CULTURA
TERÇA-FEIRA, 18 NOV 2003
Crítica
Música
Progressivos
GIANLUIGI TROVESI + BIG BAND
5ª feira. Sala quase cheia.
MARTIAL SOLAL, ORCHESTRE NATIONAL DE JAZZ
Domingo.
Assistência fraca.
LISBOA
Grande Auditório da Culturgest
Os concertos de uma
"big band" dirigida por Gianluigi Trovesi e da Orchestre National de
Jazz de França, sob a direção de Claude Barthélemi, que tiveram lugar
sexta-feira e domingo, respetivamente, no Grande Auditório da Culturgest,
vieram repor a velha questão do que é ou não música de jazz. Questão
aparentemente irrelevante na medida em que importará, acima de tudo, a
valorização da música de "per si", independentemente de qualquer
enquadramento e definição de um género que, esgotado o estertor efusivo do
"free jazz", se viu nas últimas três décadas na contingência de
procurar em seu redor novas fontes de alimentação.

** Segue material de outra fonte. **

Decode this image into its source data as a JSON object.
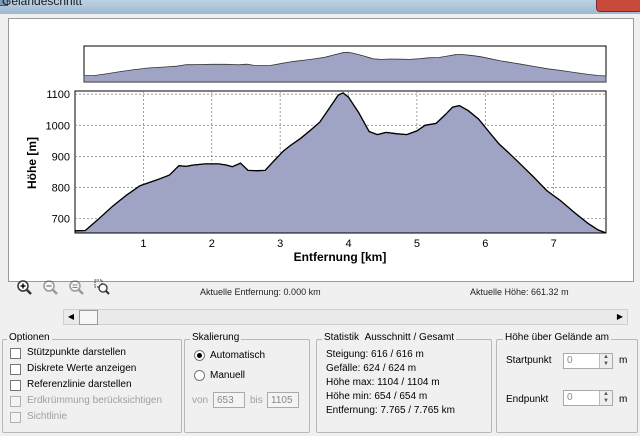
{
  "window": {
    "title": "Geländeschnitt"
  },
  "chart_data": {
    "type": "area",
    "xlabel": "Entfernung [km]",
    "ylabel": "Höhe [m]",
    "xlim": [
      0,
      7.765
    ],
    "ylim": [
      654,
      1110
    ],
    "x_ticks": [
      "1",
      "2",
      "3",
      "4",
      "5",
      "6",
      "7"
    ],
    "y_ticks": [
      "1100",
      "1000",
      "900",
      "800",
      "700"
    ],
    "grid": true,
    "fill_color": "#9fa3c4",
    "line_color": "#000000",
    "points": [
      [
        0,
        661
      ],
      [
        0.15,
        662
      ],
      [
        0.35,
        700
      ],
      [
        0.55,
        740
      ],
      [
        0.75,
        775
      ],
      [
        0.95,
        806
      ],
      [
        1.2,
        825
      ],
      [
        1.38,
        840
      ],
      [
        1.52,
        870
      ],
      [
        1.62,
        868
      ],
      [
        1.72,
        872
      ],
      [
        1.9,
        876
      ],
      [
        2.1,
        876
      ],
      [
        2.22,
        872
      ],
      [
        2.3,
        867
      ],
      [
        2.42,
        878
      ],
      [
        2.53,
        855
      ],
      [
        2.66,
        854
      ],
      [
        2.78,
        855
      ],
      [
        2.92,
        888
      ],
      [
        3.05,
        918
      ],
      [
        3.15,
        935
      ],
      [
        3.3,
        958
      ],
      [
        3.45,
        985
      ],
      [
        3.58,
        1010
      ],
      [
        3.72,
        1055
      ],
      [
        3.85,
        1097
      ],
      [
        3.92,
        1104
      ],
      [
        4.0,
        1090
      ],
      [
        4.15,
        1040
      ],
      [
        4.3,
        980
      ],
      [
        4.42,
        970
      ],
      [
        4.55,
        977
      ],
      [
        4.7,
        973
      ],
      [
        4.85,
        970
      ],
      [
        5.0,
        982
      ],
      [
        5.12,
        1000
      ],
      [
        5.28,
        1006
      ],
      [
        5.42,
        1035
      ],
      [
        5.52,
        1058
      ],
      [
        5.62,
        1063
      ],
      [
        5.75,
        1047
      ],
      [
        5.9,
        1020
      ],
      [
        6.05,
        980
      ],
      [
        6.2,
        940
      ],
      [
        6.35,
        910
      ],
      [
        6.5,
        878
      ],
      [
        6.7,
        835
      ],
      [
        6.9,
        790
      ],
      [
        7.1,
        758
      ],
      [
        7.3,
        720
      ],
      [
        7.5,
        685
      ],
      [
        7.65,
        664
      ],
      [
        7.765,
        654
      ]
    ]
  },
  "status": {
    "distance": "Aktuelle Entfernung: 0.000 km",
    "height": "Aktuelle Höhe: 661.32 m"
  },
  "icons": [
    "zoom-in-icon",
    "zoom-out-icon",
    "zoom-out-all-icon",
    "zoom-select-icon"
  ],
  "options": {
    "title": "Optionen",
    "items": [
      {
        "label": "Stützpunkte darstellen",
        "enabled": true
      },
      {
        "label": "Diskrete Werte anzeigen",
        "enabled": true
      },
      {
        "label": "Referenzlinie darstellen",
        "enabled": true
      },
      {
        "label": "Erdkrümmung berücksichtigen",
        "enabled": false
      },
      {
        "label": "Sichtlinie",
        "enabled": false
      }
    ]
  },
  "scaling": {
    "title": "Skalierung",
    "auto_label": "Automatisch",
    "manual_label": "Manuell",
    "from_label": "von",
    "from_value": "653",
    "to_label": "bis",
    "to_value": "1105"
  },
  "statistics": {
    "title": "Statistik",
    "subtitle": "Ausschnitt / Gesamt",
    "rows": [
      "Steigung: 616 / 616 m",
      "Gefälle: 624 / 624 m",
      "Höhe max: 1104 / 1104 m",
      "Höhe min: 654 / 654 m",
      "Entfernung: 7.765 / 7.765 km"
    ]
  },
  "height_above": {
    "title": "Höhe über Gelände am",
    "start_label": "Startpunkt",
    "start_value": "0",
    "end_label": "Endpunkt",
    "end_value": "0",
    "unit": "m"
  },
  "colors": {
    "accent_fill": "#9fa3c4",
    "window_bg": "#f0f0f0"
  }
}
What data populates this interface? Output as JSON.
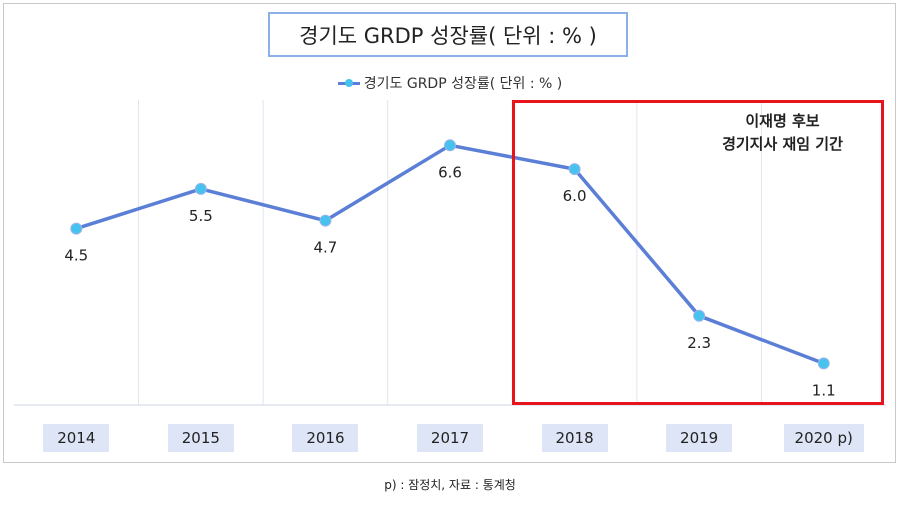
{
  "chart_data": {
    "type": "line",
    "title": "경기도 GRDP 성장률( 단위 : % )",
    "categories": [
      "2014",
      "2015",
      "2016",
      "2017",
      "2018",
      "2019",
      "2020 p)"
    ],
    "series": [
      {
        "name": "경기도 GRDP 성장률( 단위 : % )",
        "values": [
          4.5,
          5.5,
          4.7,
          6.6,
          6.0,
          2.3,
          1.1
        ]
      }
    ],
    "data_labels": [
      "4.5",
      "5.5",
      "4.7",
      "6.6",
      "6.0",
      "2.3",
      "1.1"
    ],
    "ylim": [
      0,
      8
    ],
    "grid": "vertical",
    "legend_position": "top",
    "line_color": "#5b7fd6",
    "marker_color": "#45c3ee",
    "annotation": {
      "text_line1": "이재명 후보",
      "text_line2": "경기지사 재임 기간",
      "box_color": "#e8141b",
      "range": [
        "2018",
        "2020 p)"
      ]
    }
  },
  "footnote": "p) : 잠정치, 자료 : 통계청"
}
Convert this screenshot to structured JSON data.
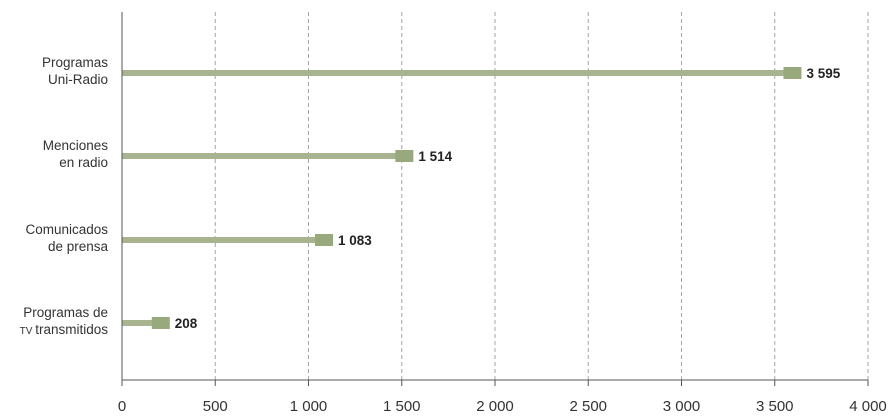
{
  "chart_data": {
    "type": "bar",
    "orientation": "horizontal",
    "categories": [
      [
        "Programas",
        "Uni-Radio"
      ],
      [
        "Menciones",
        "en radio"
      ],
      [
        "Comunicados",
        "de prensa"
      ],
      [
        "Programas de",
        "TV transmitidos"
      ]
    ],
    "values": [
      3595,
      1514,
      1083,
      208
    ],
    "value_labels": [
      "3 595",
      "1 514",
      "1 083",
      "208"
    ],
    "xlim": [
      0,
      4000
    ],
    "xticks": [
      0,
      500,
      1000,
      1500,
      2000,
      2500,
      3000,
      3500,
      4000
    ],
    "xtick_labels": [
      "0",
      "500",
      "1 000",
      "1 500",
      "2 000",
      "2 500",
      "3 000",
      "3 500",
      "4 000"
    ],
    "grid": "vertical-dashed",
    "title": "",
    "xlabel": "",
    "ylabel": "",
    "colors": {
      "bar": "#a7b48f",
      "marker": "#98a97e",
      "grid": "#a6a6a6",
      "axis": "#555555",
      "text": "#333333"
    }
  }
}
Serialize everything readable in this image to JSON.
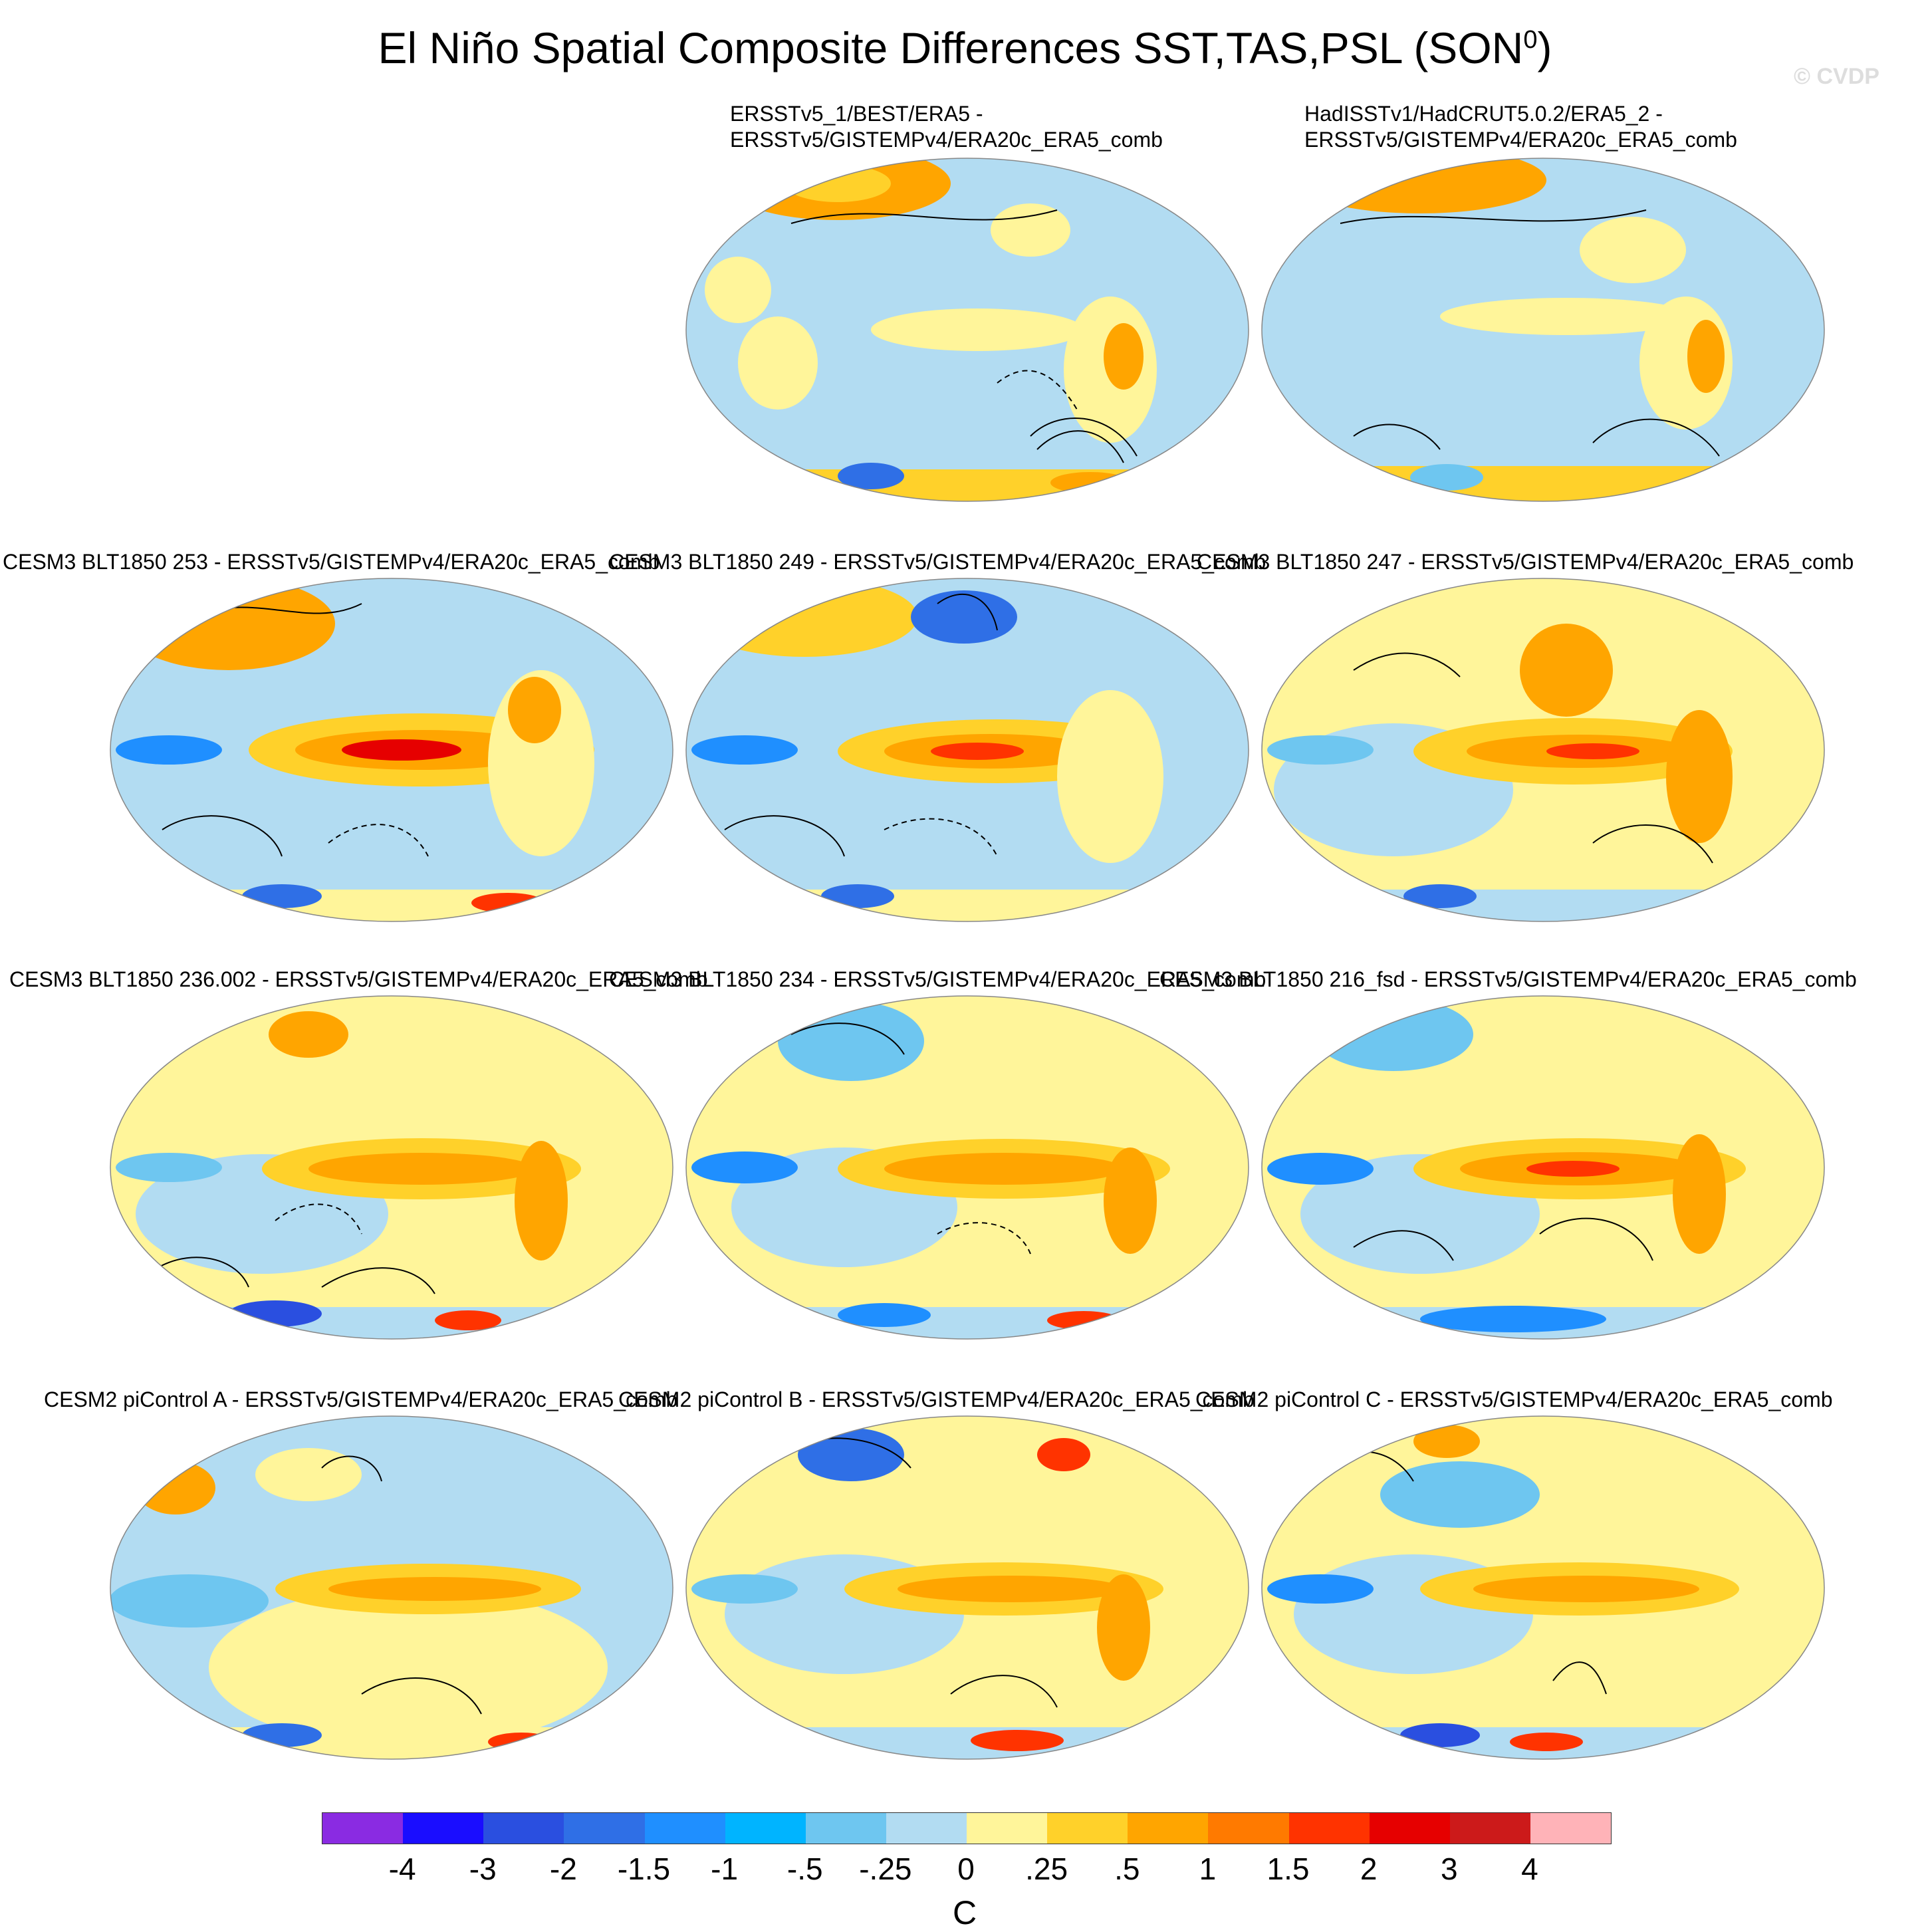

O jazz assimilou músicas e culturas limítrofes, fruto dessa
necessidade mas também do confronto do músico com um "overload" de
informação. Na música quer de uma quer de outra banda - excelente em qualquer
dos casos – o jazz tornou-se mimetismo.
Trovesi, além de executante virtuosístico nos saxofones e no
clarinete, é um "jongleur" de fórmulas musicais antagónicas. Os
arranjos para "big band" que foram dados a ouvir na Culturgest, de
temas como o exaltante "From G to G", "Herbop",
"Dédalo", "Now I can" e "Sogno d'Orfeo",
entonteceram o jazz no "carrocel do oito", numa vertigem de citações
a "New Orleans" e ao "bop", à música barroca, aos folclores
de diversas proveniências, ao cinema de sons de Nino Rotta e ao... rock
progressivo.
Trovesi controlou o seu circo de forma magnífica, concedendo
largo espaço de manobra à música mas também ao humor, como numa pantomima que
levou o saxofonista François Corneloup a escapar-se para os bastidores
continuando a tocar, a que se seguiu um "show-off" de Nicolas
Nijholt, concluído com um "solo" de trombone a imitar um motor de
automóvel. Entre os solistas, a parte de leão coube ao trompetista alemão
Markus Stockausen, misturador de sons planantes e electrónica, enquanto o
guitarrista Nguyien Lê optou por criar texturas oníricas igualmente saturadas
de efeitos electrónicos em alternância com solos de inspiração Hendrixiana.
Bastante discretos estiveram a pianista belga Nathalie Lorriers e,
surpreendentemente relegado para a última fila dos metais, o mítico trompetista
inglês Henry Lowther.
No domingo, após uma primeira parte preenchida por uma
entediante atuação a solo do pianista Martial Solal - cujo lugar na história do
jazz francês é inquestionável, mas a cuja agilidade de dedos correspondeu, no
concerto da Culturgest, um universo fechado no tempo, à deriva numa sucessão de
clichés que se anulavam mutuamente - a Orchestre National de Jazz (ONJ),
através das composições e direcção de Claude Barthélemy deu sequência a algumas
das premissas avançadas por Trovesi (que, aliás, participa no álbum da
orquestra, "Charméditerranéen"), levando-as para territórios ainda
mais extremados. A ONJ, composta maioritariamente por músicos jovens, deu corpo
a um caleidoscópio, por vezes ofuscante, onde cores, formas e épocas distintas
do jazz se cruzam e interpenetram. Do swing ao charleston, dos
"blues" ao "free jazz" e ao "free rock", passando
pela música árabe e por derivações colectivas que lembraram René Lussier e a
estética da editora canadiana Ambiances Magnétiques.
Barthélemy, além de guitarrista com forte costela rockeira,
tocou alaúde árabe e mostrou ser notável alquimista na forma como harmonizou,
separou e uniu os vários blocos da orquestra. Num dos temas, Vincent Limouzin
saturou de efeitos e reverberção o vibrofone, como fazia Robert Wood no
primeiro e enigmático álbum dos Lard Free, conferindo ainda mais à música da
ONJ uma tonalidade geral evocativa dos anos 70 "progressivos".